I don't have all the answers. I don't know everything there is to know about raising a child with achondroplasia. But I am learning.
God blessed me with a special little girl for a special purpose. And I'm not about to sit back, and let my gift go to waste.
Through this blog, I hope to educate, bless, and connect.
I am not an expert photographer, designer, chef, or home organizer. (That last one makes me laugh!)
But I am an expert at being Mommy to Annabelle and Hazel.
And that is a good enough reason to write.
Thank you all for joining my journey, and I hope you always leave blessed.
Here's just a fun little picture of me with my girls on Cow Appreciation Day.

Wednesday, July 16, 2014

Equal Restroom Access For Little People

At nearly 3 years old, Annabelle has become quite the independent little girl. When she needs to use a public restroom, she waves her hand, and tells me, "Just don't watch. I can do it." I stand off to the side, peeking at her so I can help if she falls, or starts taking too much toilet paper. She wriggles herself up onto the toilet, and I take a deep breath, ignoring all the germs she is touching.
That's what soap is for, right?
She steadies herself on the toilet, and does her business. Now for the hard part. One hand on the toilet seat, she leans over to reach the toilet paper, and pull it towards herself. She's almost there.
A wipe, hop, and flush later, and she's done. She did it all by herself!
I hoist her 27-pound frame to reach the sink. She squirms uncomfortably, as I need to do this with one arm around her waist, while I balance Hazel on my hip, mindful of her head, which could flop back at any moment.
Bubbles foam, water splashes, and we are done.
I can't wait til she is tall enough to do this all independently.
For the LP community (people with dwarfism), this is an everyday struggle. It's not just preschoolers.
I spoke with one Mom, Chrissy Bernal about this.
Her daughter, Sienna, has a form of dwarfism, called primordial dwarfism. When Sienna was 13, they took a trip to the movies. When they needed to use the restroom, Chrissy was faced with a decision. Did she lift her teenager up to the sink, so she can wash her hands? Nope.
"Normally I would lift her up to help her wash her hands in the restroom, but I wanted to see how she would do on her own,"Chrissy recalls. "Without hesitation she climbed up on the counter and washed her hands."
Sounds legit, right?
Young teenage girl, hopping onto a counter to wash her hands.
Chrissy coninues, "Two ladies were near her and didn't see me. I saw them snicker about her ."
Not only can this be humiliating, it can also be dangerous.
Chrissy saw a need for change, and was not going to sit back.
She started asking local businesses to place stools, or lower sinks in their public restrooms.
What can you do to help?
First, I ask that you consider joining this movement. The next time you use a public restroom, take an extra minute to speak with the manager of the establishment, and ask about placing a step-stool at the sinks.
Second, please take a moment to sign and share this petition for change.
Third, follow the facebook page for updates on the changes that are occurring across the country, and hopefully around the world..
This change is not only for the LP community, but also for young children.

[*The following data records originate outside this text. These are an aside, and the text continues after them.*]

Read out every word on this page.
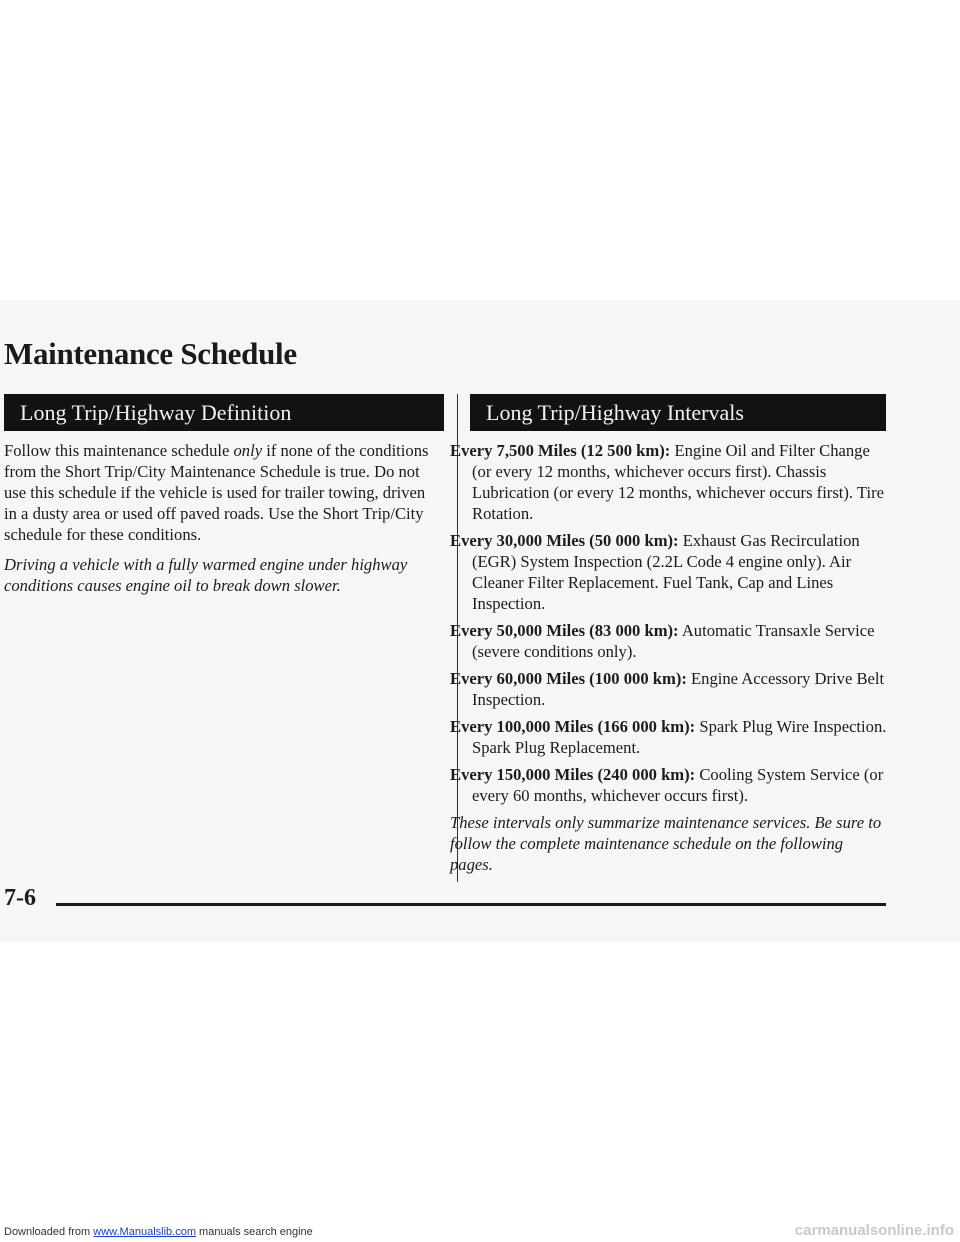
Maintenance Schedule
Long Trip/Highway Definition	Long Trip/Highway Intervals

Follow this maintenance schedule only if none of the conditions from the Short Trip/City Maintenance Schedule is true. Do not use this schedule if the vehicle is used for trailer towing, driven in a dusty area or used off paved roads. Use the Short Trip/City schedule for these conditions.

Driving a vehicle with a fully warmed engine under highway conditions causes engine oil to break down slower.

Every 7,500 Miles (12 500 km): Engine Oil and Filter Change (or every 12 months, whichever occurs first). Chassis Lubrication (or every 12 months, whichever occurs first). Tire Rotation.

Every 30,000 Miles (50 000 km): Exhaust Gas Recirculation (EGR) System Inspection (2.2L Code 4 engine only). Air Cleaner Filter Replacement. Fuel Tank, Cap and Lines Inspection.

Every 50,000 Miles (83 000 km): Automatic Transaxle Service (severe conditions only).

Every 60,000 Miles (100 000 km): Engine Accessory Drive Belt Inspection.

Every 100,000 Miles (166 000 km): Spark Plug Wire Inspection. Spark Plug Replacement.

Every 150,000 Miles (240 000 km): Cooling System Service (or every 60 months, whichever occurs first).

These intervals only summarize maintenance services. Be sure to follow the complete maintenance schedule on the following pages.

7-6
Downloaded from www.Manualslib.com manuals search engine	carmanualsonline.info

These images were provided to me by Chrissy Bernal, to illustrate a few of the many options available for equal access.

Monday, July 14, 2014

Messy Monday: Slime With A Twist

Having a child with eczema makes sensory play a bit of a challenge. But when that child loves sensory play, you make it happen.
Having made slime (corn starch and water) a few times already, I wanted to give it a little twist this time. After a quick search for "eczema friendly sensory play", I found Interaction Imagination. Her method used lotion and corn starch, but suggested trying coconut oil.
Coconut oil? We love coconut oil!
Here is what you will need:
I melted small Dixie cups of coconut oil, and added a few drops of green food coloring. I wish I had thought ahead, and had Annabelle help with this step. Being water-based, the food coloring did not mix with the oil. Instead, it bubbled, as it sank to the bottom of the cup. A quick stir with a chopstick broke up the bubbles into several tiny specks of green, floating in the oil. What fun that would have been with multiple colors in a clear cup and a flashlight.
I then placed the cups in the refrigerator to quickly solidify the oil. I was hoping this would enhance the sensory experience. While we waited, an impromptu game of balloon baseball with a hair brush broke out in the living room.
Annabelle especially loved trying to catch the balloon, while I kept whacking it with the hairbrush, out of her reach. She did correct me at one point, however. Apparently, you are only supposed to hit the balloon with the bristles.
Hazel enjoyed the show, too. She got excited whenever the balloon floated close to her.
Before long, the coconut oil was solidified, and ready.
Just like the baking soda experiment, I started by giving Annabelle one component of the activity at a time. She played with the corn starch like it was snow, scooping, scraping, and sculpting to the best of her ability.
After about 10 minutes, I added the oil. If I were to do this activity again, I would have left the oil at room temperature, so that it would be a solid state, but not so hard. She struggled to get the oil out of the cup and melt it with her hands. This caused her to lose some interest in the block of oil, until I helped her by squeezing it between my fingers.
Once that was done, though, her mess was under way. The highlight of the activity, was when she discovered she could make farting noises by squeezing the mixture between her palms. She giggled as the goop oozed between her fingers, and the fart noises abounded.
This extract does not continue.